While not directly targeting the iconic filmmaker, Netflix’s tweet takes aim at the sentiment that movies premiering at home are lesser than movies making traditional theatrical runs. The backlash to Spielberg’s perspective has been swift, and I couldn’t agree more with the community’s outrage. Here’s why:
Entertainment Consumption Is Shifting
This might be a strange concept to Spielberg, but how consumers indulge in entertainment has evolved over the years. Studios and theaters are doing what they can to keep people at the box office, including heavily promoting theater-only features like 3D viewing and IMAX visuals and sound.

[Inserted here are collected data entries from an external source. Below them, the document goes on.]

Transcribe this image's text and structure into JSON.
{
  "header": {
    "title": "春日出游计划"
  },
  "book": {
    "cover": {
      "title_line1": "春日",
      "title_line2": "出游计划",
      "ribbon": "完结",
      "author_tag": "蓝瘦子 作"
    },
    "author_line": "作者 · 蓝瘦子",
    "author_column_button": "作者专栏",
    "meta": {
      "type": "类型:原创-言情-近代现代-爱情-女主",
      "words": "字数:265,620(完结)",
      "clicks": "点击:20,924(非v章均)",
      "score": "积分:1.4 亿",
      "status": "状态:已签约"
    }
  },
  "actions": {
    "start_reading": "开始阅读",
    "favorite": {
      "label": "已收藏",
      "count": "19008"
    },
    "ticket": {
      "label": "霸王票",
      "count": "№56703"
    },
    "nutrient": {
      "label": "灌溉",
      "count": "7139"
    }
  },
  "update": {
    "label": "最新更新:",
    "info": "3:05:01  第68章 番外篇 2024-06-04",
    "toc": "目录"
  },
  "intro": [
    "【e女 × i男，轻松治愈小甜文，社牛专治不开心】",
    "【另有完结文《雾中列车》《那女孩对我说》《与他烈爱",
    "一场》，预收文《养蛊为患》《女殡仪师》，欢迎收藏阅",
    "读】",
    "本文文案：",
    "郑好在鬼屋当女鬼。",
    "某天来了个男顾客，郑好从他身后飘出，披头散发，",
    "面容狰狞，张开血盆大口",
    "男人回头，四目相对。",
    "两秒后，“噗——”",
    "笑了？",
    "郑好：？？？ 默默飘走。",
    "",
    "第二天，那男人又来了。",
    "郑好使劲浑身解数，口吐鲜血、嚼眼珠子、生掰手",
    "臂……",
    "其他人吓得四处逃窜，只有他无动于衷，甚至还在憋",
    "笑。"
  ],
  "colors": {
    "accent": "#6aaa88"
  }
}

But the truth of the matter is these formats are becoming increasingly less affordable.
Which is why monthly streaming services like Netflix, Hulu, and Amazon, are capitalizing on the growing market of consumers interested in watching new movies, but uninterested in the expensive and inconvenient nature of going to the theater.
This is a win for both the consumer and the streaming services, which is why year after year, we see these platforms dumping more and more money into providing quality content…including prominent Oscar contenders. Spielberg’s effort to strip Oscar consideration away from streaming platforms just shows that he is out of touch with the current state of entertainment and stuck in a mindset that needs to evolve with the times.
Other Industry Leaders Are Also Betting On The Convenience of Streaming
Later this year, Netflix will debut the movie The Irishman. Despite the fact that the trailer is nothing more than a falling bullet and list of names against a black background, anticipation for this movie is sky high.
That’s because critically acclaimed filmmaker Martian Scorsese is directing the project, with a high caliber cast including Al Pacino, Joe Pesci, and Robert De Niro among others. By Spielberg’s standards, this type of production belongs in theaters. But the fact that it will debut on Netflix is a game changer for the perception of streaming services’ place in the market.
There is a growing interest from big name actors and directors to participate in content developed and/or distributed by streaming services, and for those demanding quality entertainment at home, this is a trend to be excited about.
Ultimately, Movies Debuted At Home Are Still Movies
The bottom line is whether a movie screens in theaters or on home televisions…movies are movies. They’re feature length, continuous narratives with the same level of talent and production involved, and if the quality of these films can garner the respect of the industry and meet established qualifications, I don’t see why they should be excluded from Oscar consideration.
In fact, Spielberg’s moving target approach to qualifying/disqualifying movies is disturbing to me. It’s absolutely not fair for platforms, regardless of how nontraditional, to spend excessive amounts of money on attaining quality content, jump through hoops to meet minimum qualifications, and dump even more money into Oscar marketing campaigns, just to have regulations changed with the explicit purpose of edging the platform out of eligibility.
It’s alarming that a figurehead as firmly established in Hollywood as Spielberg has such a regressive mindset regarding the evolution of entertainment. Attempting to kick streaming service movies out of the Oscars seems to be his way of preserving the perceived value of the Oscar, but it’s really just another example of how out-of-touch the industry can be from the general public.